任天堂が家庭用ゲーム機「スイッチ」について、来期(2024年3月期)も強い需要が続くことに自信を強めている。複数の関係者によると、同社はサプライヤーや組み立てパートナーに対して、来期は前の期比で増産する計画を伝えた。

  スイッチは半導体不足の影響で過去2年以上にわたって供給不足に陥っていたが、同社は足元で増産への自信を深めているもようで、強い需要が少なくともあと1年は続くと確信しているという。同社は来期の生産目標について具体的な数字をまだ伝えておらず、需要が期待するほどでなければ下方修正されることもあり得る。

  今期(23年3月期)について、同社が公表しているスイッチの販売計画は1900万台だが、複数の関係者によると出荷ベースで2100万台程度になる可能性が高い。同社は以前から、スイッチの販売を妨げるのは需要側ではなく、供給側の問題だと主張してきた。
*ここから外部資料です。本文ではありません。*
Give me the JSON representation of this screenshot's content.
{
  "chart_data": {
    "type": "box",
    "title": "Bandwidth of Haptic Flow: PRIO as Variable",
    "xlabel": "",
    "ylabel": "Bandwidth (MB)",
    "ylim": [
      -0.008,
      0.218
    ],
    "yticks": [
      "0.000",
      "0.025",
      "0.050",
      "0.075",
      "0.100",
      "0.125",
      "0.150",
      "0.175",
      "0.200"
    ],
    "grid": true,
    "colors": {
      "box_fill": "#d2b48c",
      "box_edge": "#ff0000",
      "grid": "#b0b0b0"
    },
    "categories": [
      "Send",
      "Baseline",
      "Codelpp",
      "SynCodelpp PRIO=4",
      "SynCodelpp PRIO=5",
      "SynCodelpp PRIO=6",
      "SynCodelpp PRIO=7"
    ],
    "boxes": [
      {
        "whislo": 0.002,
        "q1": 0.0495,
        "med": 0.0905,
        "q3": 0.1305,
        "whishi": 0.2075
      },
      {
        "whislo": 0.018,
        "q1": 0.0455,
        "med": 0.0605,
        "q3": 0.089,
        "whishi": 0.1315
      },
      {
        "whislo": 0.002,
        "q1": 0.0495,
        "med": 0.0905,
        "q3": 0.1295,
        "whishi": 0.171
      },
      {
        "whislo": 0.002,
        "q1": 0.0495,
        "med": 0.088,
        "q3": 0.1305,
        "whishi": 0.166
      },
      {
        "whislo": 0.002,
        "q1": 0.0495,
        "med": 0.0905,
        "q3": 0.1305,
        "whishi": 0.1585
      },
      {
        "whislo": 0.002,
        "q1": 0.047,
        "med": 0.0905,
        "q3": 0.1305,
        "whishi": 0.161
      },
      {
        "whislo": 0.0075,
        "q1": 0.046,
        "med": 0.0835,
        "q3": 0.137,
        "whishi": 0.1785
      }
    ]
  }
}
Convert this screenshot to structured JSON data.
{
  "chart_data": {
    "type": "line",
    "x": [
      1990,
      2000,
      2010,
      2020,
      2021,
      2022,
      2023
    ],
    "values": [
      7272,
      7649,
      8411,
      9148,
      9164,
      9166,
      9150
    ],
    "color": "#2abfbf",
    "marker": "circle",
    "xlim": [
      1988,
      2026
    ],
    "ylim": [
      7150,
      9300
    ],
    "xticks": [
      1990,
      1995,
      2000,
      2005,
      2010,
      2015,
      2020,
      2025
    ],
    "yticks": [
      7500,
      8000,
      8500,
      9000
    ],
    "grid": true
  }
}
  エレクトロニクス業界における半導体や部品不足の問題はほぼ解消された。ソニーグループも同社のゲーム機「プレイステーション(PS)5」について、23年はより入手しやすくなると自信を示す。

  任天堂がスイッチの今期の目標出荷台数を達成し、来期もそれ以上になるとすれば、累計販売台数が1億5000万台近くとなる。この大台を超えた家庭用ゲーム機はこれまでソニーGのPS2以外に例がない。

  一方、アナリストらは発売から6年が経過していることを理由に出荷台数の減少を予想する。UBS証券の福山健司アナリストは、「昨年末の売上動向や下期の目玉となるようなソフトが発表されていないこと、そして次世代機に関する話がそろそろ期待できることから、来期は1750万台程度に落ちるのではないか」と話した。

  任天堂の広報担当者は特にコメントすることはないと述べた。

  これまでスイッチの需要をけん引してきたのは、新型コロナウイルス禍の最中に発売された「あつまれどうぶつの森」などの主力ゲームだ。

  東洋証券の安田秀樹アナリストは、任天堂が特定のゲームと関連付けた特別仕様のスイッチを投入すれば、販売促進につながるだろうと語る。昨年、同社が人気ゲームの「スプラトゥーン3」をデザインモチーフとした有機ELモデルを発売したところ、売れ行きは好調だったという。

  安田氏は、同社が5月に投入予定の「ゼルダの伝説 ティアーズ オブ ザ キングダム」をテーマにしたスイッチが販売されれば、既存のユーザーがもう1台購入する動機づけになるとみる。